Consumer should not switch mortgages without banking fees

Consumers are being warned that they should avoid switching their mortgage loans without first checking the fees that they will be charged for the privilege.

According to one recent report around thirty thousand homeowners a month have to decide whether to move on to their lender’s standard variable rate when their existing mortgage deal comes to an end, and many lenders are now offering very low rates on their SVRs due to the base interest rate still being at a record low of just 0.5 percent.

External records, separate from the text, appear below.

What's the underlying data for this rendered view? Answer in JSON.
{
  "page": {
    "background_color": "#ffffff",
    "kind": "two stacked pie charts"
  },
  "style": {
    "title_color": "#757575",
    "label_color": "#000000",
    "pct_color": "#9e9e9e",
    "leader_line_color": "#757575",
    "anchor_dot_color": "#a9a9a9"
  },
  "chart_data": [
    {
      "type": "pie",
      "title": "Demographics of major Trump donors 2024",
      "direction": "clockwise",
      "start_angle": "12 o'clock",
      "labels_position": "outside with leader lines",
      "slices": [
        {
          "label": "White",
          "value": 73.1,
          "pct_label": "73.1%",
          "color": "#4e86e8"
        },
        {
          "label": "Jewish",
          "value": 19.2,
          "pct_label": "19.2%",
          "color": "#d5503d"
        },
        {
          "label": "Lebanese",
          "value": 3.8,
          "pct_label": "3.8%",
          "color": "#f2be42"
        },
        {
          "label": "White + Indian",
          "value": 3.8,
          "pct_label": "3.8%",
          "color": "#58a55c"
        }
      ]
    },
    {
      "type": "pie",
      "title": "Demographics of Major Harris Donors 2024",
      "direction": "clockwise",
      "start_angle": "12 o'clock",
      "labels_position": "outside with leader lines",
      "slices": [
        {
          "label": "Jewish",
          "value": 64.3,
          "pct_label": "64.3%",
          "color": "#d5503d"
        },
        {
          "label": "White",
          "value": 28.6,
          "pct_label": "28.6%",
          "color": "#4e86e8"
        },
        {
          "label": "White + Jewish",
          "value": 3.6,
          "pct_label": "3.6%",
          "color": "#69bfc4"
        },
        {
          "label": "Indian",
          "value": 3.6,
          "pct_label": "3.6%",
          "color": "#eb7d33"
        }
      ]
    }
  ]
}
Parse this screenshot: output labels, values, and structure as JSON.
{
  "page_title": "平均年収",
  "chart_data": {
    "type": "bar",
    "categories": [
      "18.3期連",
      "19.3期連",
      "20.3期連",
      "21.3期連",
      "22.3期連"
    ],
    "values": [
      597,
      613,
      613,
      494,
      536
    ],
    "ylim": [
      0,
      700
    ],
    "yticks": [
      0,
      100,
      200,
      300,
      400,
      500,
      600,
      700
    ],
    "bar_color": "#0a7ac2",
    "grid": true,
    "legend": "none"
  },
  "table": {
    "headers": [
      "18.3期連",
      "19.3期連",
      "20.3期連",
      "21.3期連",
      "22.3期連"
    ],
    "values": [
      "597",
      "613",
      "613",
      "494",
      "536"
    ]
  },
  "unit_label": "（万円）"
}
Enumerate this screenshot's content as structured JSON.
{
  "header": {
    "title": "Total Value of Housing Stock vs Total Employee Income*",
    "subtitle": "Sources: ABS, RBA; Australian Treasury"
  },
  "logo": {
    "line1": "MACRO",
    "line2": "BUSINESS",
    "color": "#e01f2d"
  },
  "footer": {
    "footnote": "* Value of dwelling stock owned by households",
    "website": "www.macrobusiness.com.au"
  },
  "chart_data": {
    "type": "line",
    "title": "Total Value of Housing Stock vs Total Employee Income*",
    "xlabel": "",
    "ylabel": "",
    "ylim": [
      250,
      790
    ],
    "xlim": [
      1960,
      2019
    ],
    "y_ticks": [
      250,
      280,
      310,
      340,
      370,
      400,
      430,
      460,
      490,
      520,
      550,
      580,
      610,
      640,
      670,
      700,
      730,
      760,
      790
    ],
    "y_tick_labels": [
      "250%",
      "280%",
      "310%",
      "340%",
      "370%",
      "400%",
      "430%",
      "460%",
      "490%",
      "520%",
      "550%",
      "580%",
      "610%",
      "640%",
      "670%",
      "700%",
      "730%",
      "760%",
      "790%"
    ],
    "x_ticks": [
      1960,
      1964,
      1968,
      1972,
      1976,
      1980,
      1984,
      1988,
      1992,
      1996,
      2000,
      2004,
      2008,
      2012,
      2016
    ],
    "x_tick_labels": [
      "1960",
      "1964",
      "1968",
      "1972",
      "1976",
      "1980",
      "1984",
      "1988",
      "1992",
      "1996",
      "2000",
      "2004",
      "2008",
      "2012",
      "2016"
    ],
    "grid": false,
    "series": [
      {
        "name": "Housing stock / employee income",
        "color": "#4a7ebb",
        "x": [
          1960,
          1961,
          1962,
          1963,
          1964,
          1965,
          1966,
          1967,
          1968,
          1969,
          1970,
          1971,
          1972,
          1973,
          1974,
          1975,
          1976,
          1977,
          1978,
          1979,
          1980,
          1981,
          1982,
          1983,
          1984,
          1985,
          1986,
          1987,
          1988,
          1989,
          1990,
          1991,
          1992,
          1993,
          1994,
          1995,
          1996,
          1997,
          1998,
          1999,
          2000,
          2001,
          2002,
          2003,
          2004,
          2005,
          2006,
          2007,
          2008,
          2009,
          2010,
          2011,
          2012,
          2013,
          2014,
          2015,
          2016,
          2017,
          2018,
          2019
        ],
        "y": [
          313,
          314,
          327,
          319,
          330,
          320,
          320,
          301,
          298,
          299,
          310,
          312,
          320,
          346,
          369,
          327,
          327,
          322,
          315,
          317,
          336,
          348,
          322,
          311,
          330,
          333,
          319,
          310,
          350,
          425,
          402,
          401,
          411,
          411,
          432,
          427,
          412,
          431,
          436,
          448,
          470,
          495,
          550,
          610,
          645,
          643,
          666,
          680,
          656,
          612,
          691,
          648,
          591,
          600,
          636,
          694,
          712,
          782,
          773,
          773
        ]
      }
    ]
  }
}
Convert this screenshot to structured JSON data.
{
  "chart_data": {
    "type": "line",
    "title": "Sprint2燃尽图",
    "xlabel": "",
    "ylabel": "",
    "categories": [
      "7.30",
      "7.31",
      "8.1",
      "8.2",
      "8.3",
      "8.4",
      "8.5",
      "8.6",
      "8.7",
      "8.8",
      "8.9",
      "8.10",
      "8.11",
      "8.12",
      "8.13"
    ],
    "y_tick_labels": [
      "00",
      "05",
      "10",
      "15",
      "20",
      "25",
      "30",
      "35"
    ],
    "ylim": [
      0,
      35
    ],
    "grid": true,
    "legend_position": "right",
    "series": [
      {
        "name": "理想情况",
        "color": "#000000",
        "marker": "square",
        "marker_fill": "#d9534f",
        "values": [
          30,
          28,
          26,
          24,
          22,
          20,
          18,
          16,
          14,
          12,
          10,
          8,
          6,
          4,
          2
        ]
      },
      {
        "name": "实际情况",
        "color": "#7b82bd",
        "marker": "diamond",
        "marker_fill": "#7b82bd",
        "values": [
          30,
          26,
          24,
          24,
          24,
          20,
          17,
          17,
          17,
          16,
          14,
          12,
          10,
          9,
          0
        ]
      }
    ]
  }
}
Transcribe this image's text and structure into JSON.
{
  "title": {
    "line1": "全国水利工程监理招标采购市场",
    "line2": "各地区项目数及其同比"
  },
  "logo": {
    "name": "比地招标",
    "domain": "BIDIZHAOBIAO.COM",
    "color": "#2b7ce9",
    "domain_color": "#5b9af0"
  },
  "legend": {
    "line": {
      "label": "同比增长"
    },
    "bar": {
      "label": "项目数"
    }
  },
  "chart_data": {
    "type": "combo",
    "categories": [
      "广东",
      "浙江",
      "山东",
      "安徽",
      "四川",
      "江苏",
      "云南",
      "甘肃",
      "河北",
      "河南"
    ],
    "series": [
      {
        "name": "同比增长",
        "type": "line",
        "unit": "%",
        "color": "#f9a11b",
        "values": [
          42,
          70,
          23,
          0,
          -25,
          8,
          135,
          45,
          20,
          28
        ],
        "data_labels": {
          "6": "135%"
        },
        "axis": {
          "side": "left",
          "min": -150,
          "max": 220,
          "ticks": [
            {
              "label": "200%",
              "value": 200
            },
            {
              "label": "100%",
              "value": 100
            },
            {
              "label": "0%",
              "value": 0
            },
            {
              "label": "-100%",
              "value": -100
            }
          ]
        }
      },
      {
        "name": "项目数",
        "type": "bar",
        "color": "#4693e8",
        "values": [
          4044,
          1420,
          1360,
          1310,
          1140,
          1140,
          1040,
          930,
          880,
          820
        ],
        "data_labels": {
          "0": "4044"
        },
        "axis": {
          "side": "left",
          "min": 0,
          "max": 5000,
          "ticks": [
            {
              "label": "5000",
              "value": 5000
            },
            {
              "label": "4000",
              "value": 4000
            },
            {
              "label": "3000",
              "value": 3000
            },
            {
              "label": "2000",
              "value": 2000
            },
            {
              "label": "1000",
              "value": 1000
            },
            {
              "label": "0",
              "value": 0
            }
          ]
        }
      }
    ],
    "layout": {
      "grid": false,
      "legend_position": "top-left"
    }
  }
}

In order to compete with rival lenders many lenders are also said to be offering low interest rate deals on a variety of other mortgages such as tracker deals and discount mortgages. In the current climate it is all too easy for borrowers to see a tempting headline rate from a lender and rush into taking out the deal.

However, industry experts have warned that consumers should avoid rushing into switching to another mortgage deal without first checking what sorts of fees they will have to pay.

Consumers should avoid only taking the headline rate into consideration, as otherwise they could still end up paying over the odds as a result of the fees and charges that may then be added to the loan.

When considering any mortgage deal consumers should check exactly what charges are going to be applied to the loan so that they are not then suddenly hit with hidden fees and charges that will then bump up their borrowing.

By doing this some may find that a mortgage with a lower headline rate may actually work out more expensive than a mortgage with another lender with a slightly higher headline rate.

This is simply due to the charges that may be applied, which will make a seemingly good deal more expensive than an average looking mortgage deal.